Crazy Muggle Lullabies

Or, Why Ronald Bilius Weasley Should Never Ever Drink Caffeinated Tea

Ron Weasley was in the kitchen, making a third cup of tea, when a rather alarming sound reached his ears. It was his wife's voice, singing. This in itself was not extraordinary; she sang to Rose almost every night in her untrained but tolerable alto voice, mostly old ballads telling classic Wizarding tales or Muggle songs from her childhood. No, what alarmed Ron was the song she was singing. These were the gruesome words, set to an eerie melody:

Rock-a-bye, baby, on the treetop

When the wind blows, the cradle will rock

When the bough breaks, the cradle will fall

And down will come baby, cradle and all

Setting down his mug of Earl Grey, Ron rushed into Rose's room, where Hermione sat by the child's bedside.

"What are you singing to our daughter? Is it Dark magic? Or one of your crazy Muggle death-stories, like, like Cindra—Cindella—you know…" he trailed off when he saw her expression, a mixture of amusement and bemusement.

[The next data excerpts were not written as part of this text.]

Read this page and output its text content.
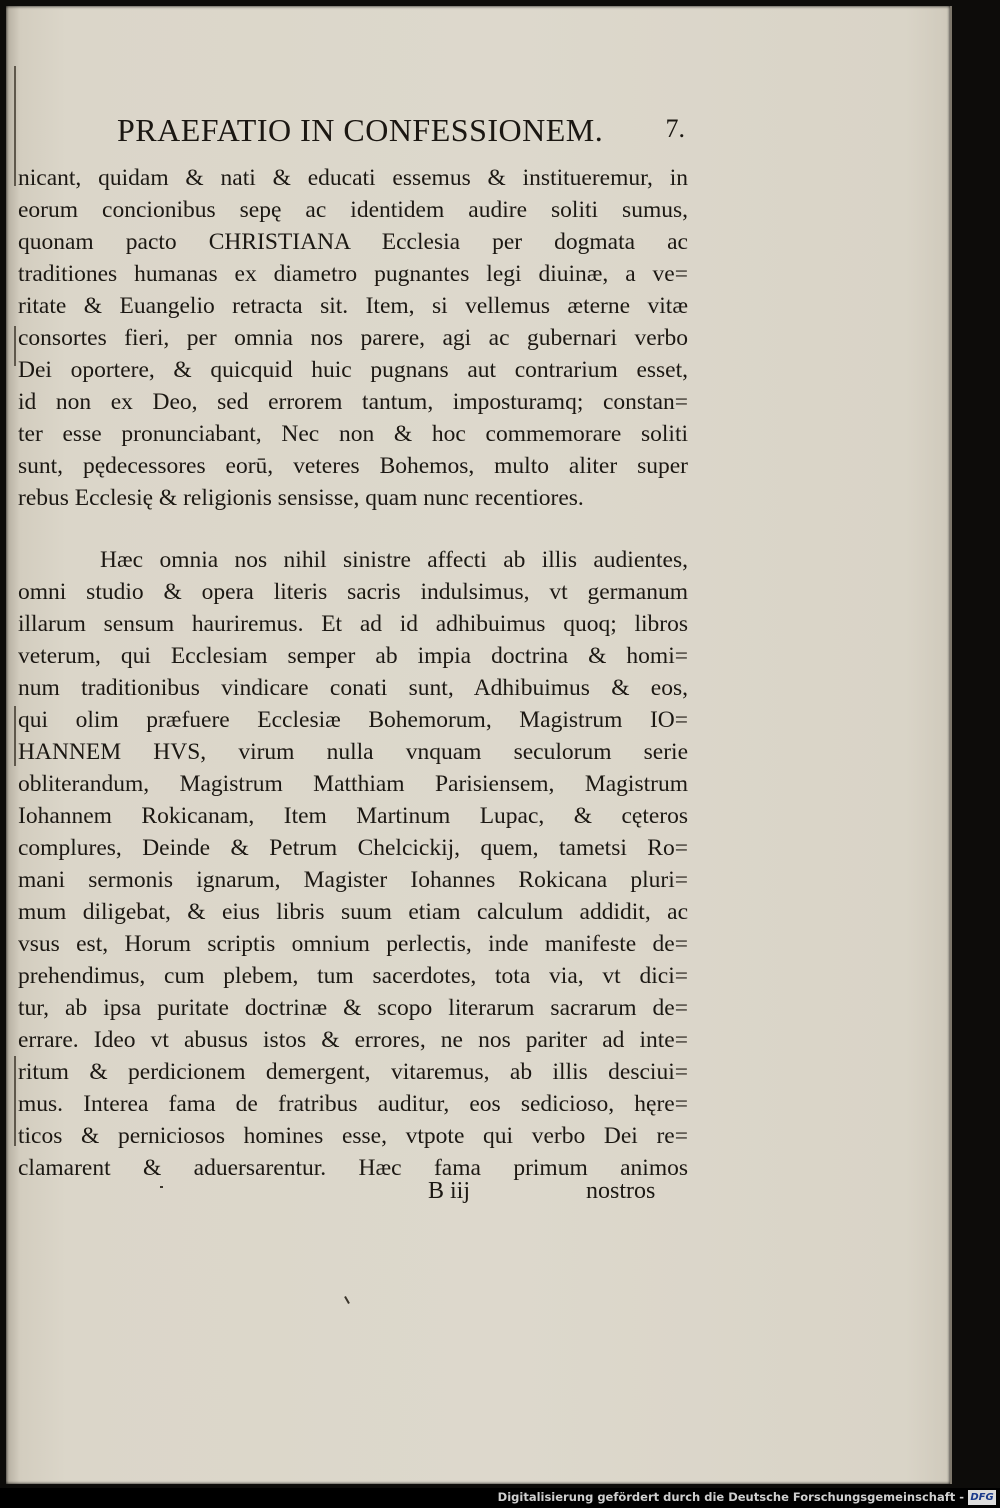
PRAEFATIO IN CONFESSIONEM. 7.
nicant, quidam & nati & educati essemus & institueremur, in
eorum concionibus sepę ac identidem audire soliti sumus,
quonam pacto CHRISTIANA Ecclesia per dogmata ac
traditiones humanas ex diametro pugnantes legi diuinæ, a ve=
ritate & Euangelio retracta sit. Item, si vellemus æterne vitæ
consortes fieri, per omnia nos parere, agi ac gubernari verbo
Dei oportere, & quicquid huic pugnans aut contrarium esset,
id non ex Deo, sed errorem tantum, imposturamq; constan=
ter esse pronunciabant, Nec non & hoc commemorare soliti
sunt, pędecessores eorū, veteres Bohemos, multo aliter super
rebus Ecclesię & religionis sensisse, quam nunc recentiores.
Hæc omnia nos nihil sinistre affecti ab illis audientes,
omni studio & opera literis sacris indulsimus, vt germanum
illarum sensum hauriremus. Et ad id adhibuimus quoq; libros
veterum, qui Ecclesiam semper ab impia doctrina & homi=
num traditionibus vindicare conati sunt, Adhibuimus & eos,
qui olim præfuere Ecclesiæ Bohemorum, Magistrum IO=
HANNEM HVS, virum nulla vnquam seculorum serie
obliterandum, Magistrum Matthiam Parisiensem, Magistrum
Iohannem Rokicanam, Item Martinum Lupac, & cęteros
complures, Deinde & Petrum Chelcickij, quem, tametsi Ro=
mani sermonis ignarum, Magister Iohannes Rokicana pluri=
mum diligebat, & eius libris suum etiam calculum addidit, ac
vsus est, Horum scriptis omnium perlectis, inde manifeste de=
prehendimus, cum plebem, tum sacerdotes, tota via, vt dici=
tur, ab ipsa puritate doctrinæ & scopo literarum sacrarum de=
errare. Ideo vt abusus istos & errores, ne nos pariter ad inte=
ritum & perdicionem demergent, vitaremus, ab illis desciui=
mus. Interea fama de fratribus auditur, eos sedicioso, hęre=
ticos & perniciosos homines esse, vtpote qui verbo Dei re=
clamarent & aduersarentur. Hæc fama primum animos
B iij	nostros
Digitalisierung gefördert durch die Deutsche Forschungsgemeinschaft - DFG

"It's a lullaby, Ronald. Almost every Muggle child knows it by heart. Are you quite all right?" His face was rapidly growing even more livid than his hair.

"Well, watch what you put into Rosie's head, alright? Killing babies! Falling from trees! It's enough to keep any child up for weeks!"

"Nigh-nigh-Da," said Rose as Ron stormed out of the room.

"He must have been drinking caffeine again," Hermione muttered to herself, tucking her toddler in. "If I've told him once…"

A/N: Don't even ask where this came from. Just accept my insanity for what it is. And you have to admit—some of those lullabies ARE creepy. Seriously.